Zamanlama denk düştü;Cumhuriyetin 100. Yaşını kutlarken demokratik sistemin nimetlerinden faydalanarak seçimle gelmiş bir üst yöneticinin, TSK Donanmasını selamlamak için, ülkenin anahtarını İngiliz donanmasına teslim etmiş Vahdettin’in Köşkünü tercih edişindeki çarpıklığı da görmek istemeyenlerin gözüne sokuyor.

OrtaKoltuk Puanı:

 

En son söyleyeceğimi en başta söyleyeyim de rahatlayayım : özel gösteriminde izlediğim “Atatürk 1881-1919” gayet başarılı buldum! Açıkçası, tarihi film izleyeceğim zaman yüreğim ağzıma geliyor, hele konu Atatürk gibi tarihe sığmayan bir kahramansa, hele içinde savaş varsa, prodüksiyonu, tasarımı, metni, bakış açısı, oyuncu seçimi, sanat yönetmeni, müziği ve tabii ki yönetmeni, öylesine zorlu bir iş ki, altından nasıl kalkılır, ya kalkamamışlarsa diye afakanlar basıyor.

Aras da başarılı!

Tabii herkes Atatürk’ü, daha doğrusu Atatürk olmaya doğru yol alan Mustafa Kemal Paşa’yı canlandıran aktör üzerinden ölçüyor önce beğeniyi. Aras Bulut İyinemli, başarılı bir oyuncu. Farklı rolllerde izlemiş ve özellikle 7. Koğuştaki Mucize filmindeki oyunculuğunu çok beğenmiştim. Mustafa Kemal Paşa’yı oynamak kolay değil. Nice büyük aktörler cesaret edemedi. Aras Bulut, bu zorlu rolün altından iyi kalkıyor. Zaman zaman ona benzemek için kasıyor kendini, zorluyor ve özellikle yakın planlarda bu seyirciye geçiyor ama ne yapsın? Çok genç bir aktör olarak Mustafa Kemal gibi bir dehayı canlandırırken abartıyor, özellikle kaşlarını çok çatıyor. Onun dışında bakışları, mimikleri iyi. Duygu geçiriyor. Enver Paşa’yı canlandıran Sarp Akkaya rolünün önemi açısından ölçüldüğünde bence en aksayan oyuncuydu. Songül Öden, gençliğine rağmen iyi bir Zübeyde Hanım olmuş. Madame Corinne rolünde Esra Bilgiç, parlıyor. Onun dışında cast, özellikle figüranlar, askerler, çocuklar, çok çok iyi. Orta kadro ise daha iyi olabilirdi sanki. Kadınları ayırıyorum, kadın oyuncular da çok başarılı.
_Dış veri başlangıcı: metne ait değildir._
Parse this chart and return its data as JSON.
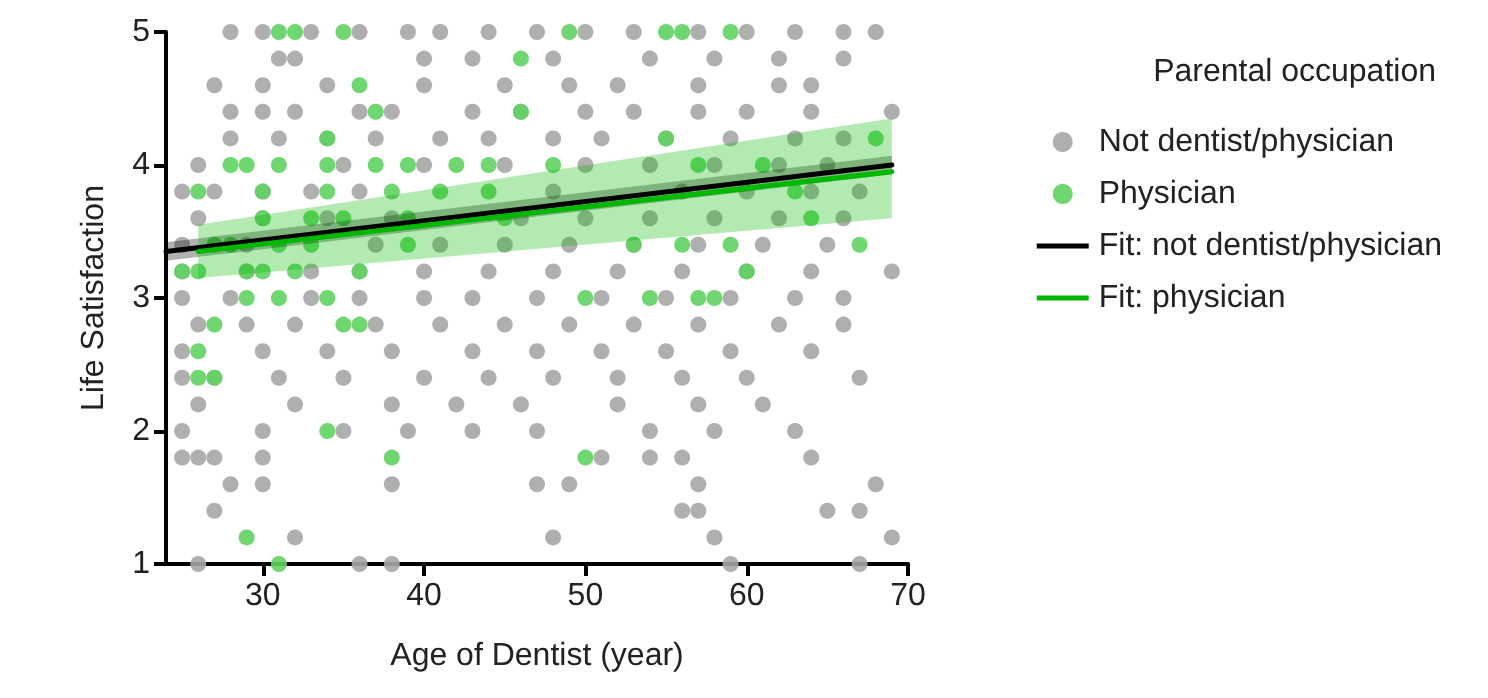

En zoru sanat yönetmeniydi

Kocaman bir alkış ise sanat yönetimine. Ayrıntılar çok başarılı. Saray sahnelerinden savaş sahnelerine, sırıtan bir fazlalık, eksiklik, yanlışlık göze çarpmıyor ki tarihi filmlerde bu çok önemli bir unsur. Belli ki en ince ayrıntılar için bile çok titizlenilmiş. Arşiv niteliğinde bir çalışma çıkmış ortaya. Prodüksiyondan da kısılmamış.

Senaryo

Tabii ki film bir belgesel değil, hatta tek bir film bile değil, dizi olarak tasarlanmış. Elbette aşk sahneleri, hayal sahneleri gibi seyirciyi oyalayacak unsurları da var. Tarihi gerçekler çarpıtılmamış ama kimi trükler sokuşturulmuş. Bütün bunlar hiç önemli değil, senaryoya imza atan Necati Şahin’e teşekkür ediyorum. Bütünüyle bakıldığı zaman tarihini doğru düzgün öğrenememiş bir gençliğe Kurtuluş Savaşı’nın ne kadar zor koşullarda ve ne kadar kan dökülerek kazanıldığını anlatıyor, hainleri, emperyalist devletlerle iş birliği yapanları gösteriyor. Ve en önemlisi, gerçekten en önemlisi, günümüzde hayran olunmaya teşvik edilen Osmanlının çöküş döneminin ve vizyonunun ne olduğu da pek güzel gösteriliyor.

Zamanlama denk düştü

Cumhuriyetin 100. Yaşını kutlarken demokratik sistemin nimetlerinden faydalanarak seçimle gelmiş bir üst yöneticinin, TSK Donanmasını selamlamak için, ülkenin anahtarını İngiliz donanmasına teslim etmiş Vahdettin’in Köşkünü tercih edişindeki çarpıklığı da görmek istemeyenlerin gözüne sokuyor. Elbette film ve senaryosu, bu olay gerçekleşmeden iki yıl önceden tasarlanmıştı, ama nasıl da güzel denk düşüyor! Kimilerinin bu filmi tırnaklarını yiyerek seyredeceğini düşündükçe iyice heyecanlandım!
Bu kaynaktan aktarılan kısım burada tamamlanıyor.